Google Now è probabilmente l’app di machine learning più avanzata. Impara le abitudini degli utenti, imitando il loro stile di conversazione, e offrendo suggerimenti intelligenti. Ad esempio, se l’utente deve recarsi in aeroporto per un volo che si svolgerà nei 30 minuti successivi, Google Now può analizzare i ritardi del traffico e pianificare un veicolo Uber, la metropolitana o un taxi in modo da arrivare in tempo.
L’intelligenza artificiale dunque è senza dubbio la tecnologia dominante di inizio XXI secolo. Può trovare ed elaborare i dati inaccessibili agli esseri umani e dettagliarne il significato in modo molto preciso. Può anche “guidare” l’azienda verso il mercato e portarla dritta verso i suoi prossimi clienti. Questa tecnologia sarà il più grande cambiamento del secolo nel campo degli affari in quanto la “rivoluzione” è solo all’inizio.
Big Data, AI ed etica
C’è però anche un problema etico legato all’intelligenza artificiale e ancora molti dubbi devono essere risolti. I sistemi in grado di apprendere autonomamente, responsabili della determinazione di quali big data dovrebbero essere identificati e utilizzati, richiederanno (e stanno richiedendo) la gestione umana, almeno inizialmente. La scelta della fonte e l’identificazione della classe dei dati che servirà come base di analisi è determinante per avere un risultato attendibile. La vastità delle informazioni disponibili porta anche problemi e non solo vantaggi.

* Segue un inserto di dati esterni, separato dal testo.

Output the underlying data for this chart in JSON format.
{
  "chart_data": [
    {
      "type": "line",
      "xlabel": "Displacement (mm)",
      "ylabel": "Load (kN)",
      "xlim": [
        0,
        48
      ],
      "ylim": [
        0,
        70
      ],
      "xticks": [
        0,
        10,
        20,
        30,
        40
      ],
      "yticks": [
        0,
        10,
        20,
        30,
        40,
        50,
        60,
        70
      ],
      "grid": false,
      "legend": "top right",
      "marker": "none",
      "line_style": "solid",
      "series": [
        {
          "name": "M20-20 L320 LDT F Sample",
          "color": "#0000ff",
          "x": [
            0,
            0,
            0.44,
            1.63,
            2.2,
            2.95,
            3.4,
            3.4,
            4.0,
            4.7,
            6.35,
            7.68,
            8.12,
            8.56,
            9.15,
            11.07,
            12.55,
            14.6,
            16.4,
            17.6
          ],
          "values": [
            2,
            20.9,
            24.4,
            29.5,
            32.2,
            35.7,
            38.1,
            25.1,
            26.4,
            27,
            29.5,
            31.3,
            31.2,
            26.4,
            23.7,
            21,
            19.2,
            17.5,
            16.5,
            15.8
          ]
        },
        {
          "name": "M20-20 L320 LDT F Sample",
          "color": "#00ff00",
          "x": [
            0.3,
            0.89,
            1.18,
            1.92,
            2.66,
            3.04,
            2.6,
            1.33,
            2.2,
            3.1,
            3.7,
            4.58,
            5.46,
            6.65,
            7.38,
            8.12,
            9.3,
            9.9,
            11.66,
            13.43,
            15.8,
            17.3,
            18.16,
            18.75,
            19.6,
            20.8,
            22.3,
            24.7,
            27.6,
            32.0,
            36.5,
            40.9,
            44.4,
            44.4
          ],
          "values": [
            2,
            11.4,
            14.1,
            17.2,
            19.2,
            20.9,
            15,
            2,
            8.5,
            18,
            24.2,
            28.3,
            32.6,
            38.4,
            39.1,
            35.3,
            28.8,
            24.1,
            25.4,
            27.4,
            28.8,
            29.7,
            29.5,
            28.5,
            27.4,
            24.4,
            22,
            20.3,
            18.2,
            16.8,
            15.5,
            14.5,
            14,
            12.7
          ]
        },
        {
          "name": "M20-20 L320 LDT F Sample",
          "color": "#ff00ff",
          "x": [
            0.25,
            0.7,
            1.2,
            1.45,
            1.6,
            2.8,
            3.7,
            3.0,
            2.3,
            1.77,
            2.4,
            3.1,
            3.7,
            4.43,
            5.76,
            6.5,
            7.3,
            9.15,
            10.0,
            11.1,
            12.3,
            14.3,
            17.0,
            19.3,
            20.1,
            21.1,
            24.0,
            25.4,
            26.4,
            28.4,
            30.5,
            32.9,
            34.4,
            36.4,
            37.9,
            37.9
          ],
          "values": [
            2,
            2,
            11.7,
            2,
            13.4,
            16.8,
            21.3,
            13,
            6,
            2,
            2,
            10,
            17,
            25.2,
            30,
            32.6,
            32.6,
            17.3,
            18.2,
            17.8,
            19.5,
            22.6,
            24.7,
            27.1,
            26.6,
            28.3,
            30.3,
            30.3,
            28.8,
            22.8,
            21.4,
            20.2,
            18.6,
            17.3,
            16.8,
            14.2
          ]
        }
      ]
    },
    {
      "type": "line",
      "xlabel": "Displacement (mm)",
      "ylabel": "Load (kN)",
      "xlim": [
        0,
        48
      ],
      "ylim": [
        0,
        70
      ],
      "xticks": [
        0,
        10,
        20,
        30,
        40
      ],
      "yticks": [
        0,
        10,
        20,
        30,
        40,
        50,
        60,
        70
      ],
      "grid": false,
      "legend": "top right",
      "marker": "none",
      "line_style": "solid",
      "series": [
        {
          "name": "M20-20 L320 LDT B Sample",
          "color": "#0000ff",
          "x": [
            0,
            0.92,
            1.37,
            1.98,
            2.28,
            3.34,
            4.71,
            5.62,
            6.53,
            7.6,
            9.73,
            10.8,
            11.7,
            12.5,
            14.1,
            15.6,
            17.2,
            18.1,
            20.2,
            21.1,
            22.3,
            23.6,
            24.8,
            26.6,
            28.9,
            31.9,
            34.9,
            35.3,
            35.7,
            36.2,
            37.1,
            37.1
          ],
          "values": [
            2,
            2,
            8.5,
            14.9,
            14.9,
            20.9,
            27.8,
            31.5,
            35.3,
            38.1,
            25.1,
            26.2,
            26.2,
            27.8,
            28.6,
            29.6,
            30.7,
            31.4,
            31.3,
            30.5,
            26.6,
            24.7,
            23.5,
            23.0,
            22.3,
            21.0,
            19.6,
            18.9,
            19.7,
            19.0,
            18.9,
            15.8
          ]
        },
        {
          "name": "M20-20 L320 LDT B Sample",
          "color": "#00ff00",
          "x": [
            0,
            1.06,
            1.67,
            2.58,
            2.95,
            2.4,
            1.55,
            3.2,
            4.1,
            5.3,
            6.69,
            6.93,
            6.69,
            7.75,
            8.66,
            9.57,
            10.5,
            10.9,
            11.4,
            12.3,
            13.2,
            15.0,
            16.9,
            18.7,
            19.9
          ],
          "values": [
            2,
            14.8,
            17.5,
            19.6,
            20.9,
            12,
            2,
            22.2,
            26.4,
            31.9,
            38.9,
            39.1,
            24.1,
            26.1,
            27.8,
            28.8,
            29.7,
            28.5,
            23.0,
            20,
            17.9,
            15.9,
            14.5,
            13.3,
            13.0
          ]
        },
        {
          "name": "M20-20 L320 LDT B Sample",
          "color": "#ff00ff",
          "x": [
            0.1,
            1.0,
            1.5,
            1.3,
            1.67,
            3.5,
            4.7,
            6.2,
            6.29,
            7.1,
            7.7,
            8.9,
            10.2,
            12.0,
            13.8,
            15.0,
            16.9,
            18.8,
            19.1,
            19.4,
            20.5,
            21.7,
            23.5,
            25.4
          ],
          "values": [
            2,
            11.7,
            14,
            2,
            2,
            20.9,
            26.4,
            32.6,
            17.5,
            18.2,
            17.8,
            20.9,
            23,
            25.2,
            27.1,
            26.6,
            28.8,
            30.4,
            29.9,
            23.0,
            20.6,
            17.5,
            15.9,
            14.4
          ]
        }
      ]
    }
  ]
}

È proprio di questi giorni la notizia che Google ha analizzato i dati provenienti da 216.000 pazienti che, per un tempo minimo di 24 ore sono stati ricoverati in ospedale. La scoperta incredibile e sconvolgente è che l’algoritmo, messo a punto, sarebbe in grado di prevedere il giorno esatto della morte, reperendo le informazioni necessarie dalle cartelle cliniche dei pazienti stessi, dai dati ospedalieri e da altre informazioni sanitarie. Questo metodo di apprendimento automatico si serve anche dei parametri vitali dell’individuo oltre che di 46 miliardi di dati anonimi di altri pazienti, forniti in accordo con le Università di Chicago, San Francisco e della California.
Questo fa capire quanto anche il problema etico abbia un risvolto molto importante per l’utilizzo e lo sviluppo di queste tecnologie. Per il momento, l’intelligenza artificiale non è regolata in un modo specifico. Molte persone esprimono preoccupazioni per la sicurezza e certamente questo problema deve essere risolto rapidamente. Modelli altamente sofisticati che possono prendere anche decisioni al posto nostro o comunque supportarle in modo decisivo, ci rendono vulnerabili a molte minacce. Pensiamo a sistemi intelligenti destinati a controllare il traffico, i sistemi sanitari o il mercato azionario, da questo risulta chiaro come sia necessario mettere in atto leggi di governance precise e mirate, magari verticali per ogni settore.
Non c’è dubbio che l’unione tra i Big Data e l’AI porti ad un processo decisionale autonomo e che questa sia la vera sfida per il futuro nel campo tecnologico con cui noi tutti avremo a che fare.